- NHS in Kent booking hotels for staff in anticipation of “gridlocked roads”
- NHS leaders also planning to work with police to transport patients and staff to hospital
- Local source says they are “preparing for Armageddon”
The NHS in Kent is block-booking hotel rooms for staff and planning with police to get workers and patients through “gridlocked roads” to hospitals as part of preparations for a no-deal Brexit “Armageddon”.
Kent’s major ports at Dover, Folkestone and Ramsgate are all predicted to struggle with processing incoming vehicles under a no-deal Brexit, which is expected to cause havoc on the county’s strained road infrastructure.
One senior figure in the planning of Kent’s response to a no-deal Brexit told HSJ: “Hotel rooms have been booked for people in the command teams and if it is no deal then we are planning for Armageddon, which I guess is better than not planning for Armageddon.”
East Kent University Hospitals Foundation Trust “will be very badly affected”, the source said.
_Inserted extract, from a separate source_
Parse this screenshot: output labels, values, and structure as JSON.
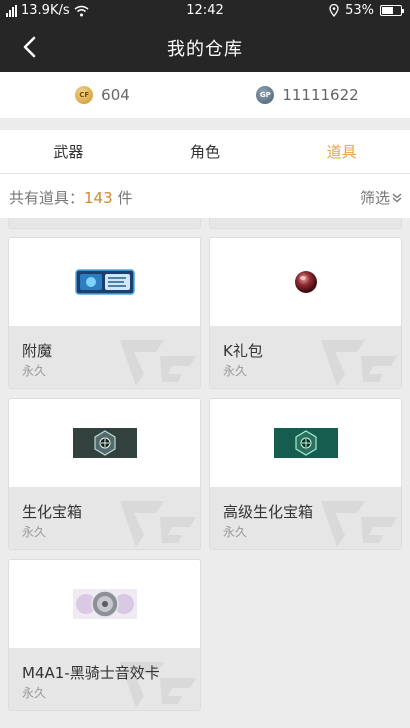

The trust’s two main sites are both close to ports at Folkstone and Dover.
According to analysis commissioned by the Department of Transport, revealed earlier this week, vehicles could face a two-day delay at Dover in the event of a no-deal Brexit.
Meanwhile, the local road infrastructure is already struggling due to maintenance and upgrade work closing lanes.
“The roads to [East Kent’s] two of its main hospitals [at Canterbury and Ashford will get] blocked very quickly,” the source said. ”We will have to get the police to run patients and staff through it.
“Our main problems as the local team will be getting patients and staff to and from hospital. The roads are very likely to be completely gridlocked and we’re expecting significant travel disruption for a number of months through Kent.
“I had heard the hospitals were block-booking hotel rooms for staff also.”
East Kent University Hospitals FT confirmed it has “booked a small number of hotel rooms close to our emergency hospitals as a precautionary measure, for an initial two-week period”.
The William Harvey Hospital, the local major trauma centre near Ashford, is particularly vulnerable because it is located just off the M20, which is already facing significant delays and disruption due to long-term upgrade work.
Another senior source from a local provider said trusts had followed national guidance and were also working very closely with local emergency services in a way “very similar to major incident planning”.
The news follows HSJ revealing earlier this year Kent Community Health FT was set to ask staff to sleep at their workplace if travel was disrupted under a no-deal Brexit, under plans drawn up ahead of the original March Brexit deadline.
The trust was also preparing to make more use of the voluntary sector and alternative ways of communicating, such as carrying out meetings on Skype for Business, according to its board papers
It also struck an agreement with Boots for 24-hour access to medicines through an on-call pharmacist, if there were difficulties in getting supplies.
East Kent University Hospitals FT added in a statement: “Like the rest of the NHS, East Kent Hospitals is putting preparations in place to ensure essential services for patients would continue to be available if local traffic routes were disrupted, in the same way it prepares for other potential disruptions, from heavy snowfall to flooding.”
The trust said that, as well as booking hotel rooms, its prepartions included “reviewing staffing rosters to ensure enough staff would be able to get to work in the event of traffic disruption and ensuring staff have adequate warning of any potential difficulty in getting to or from work”.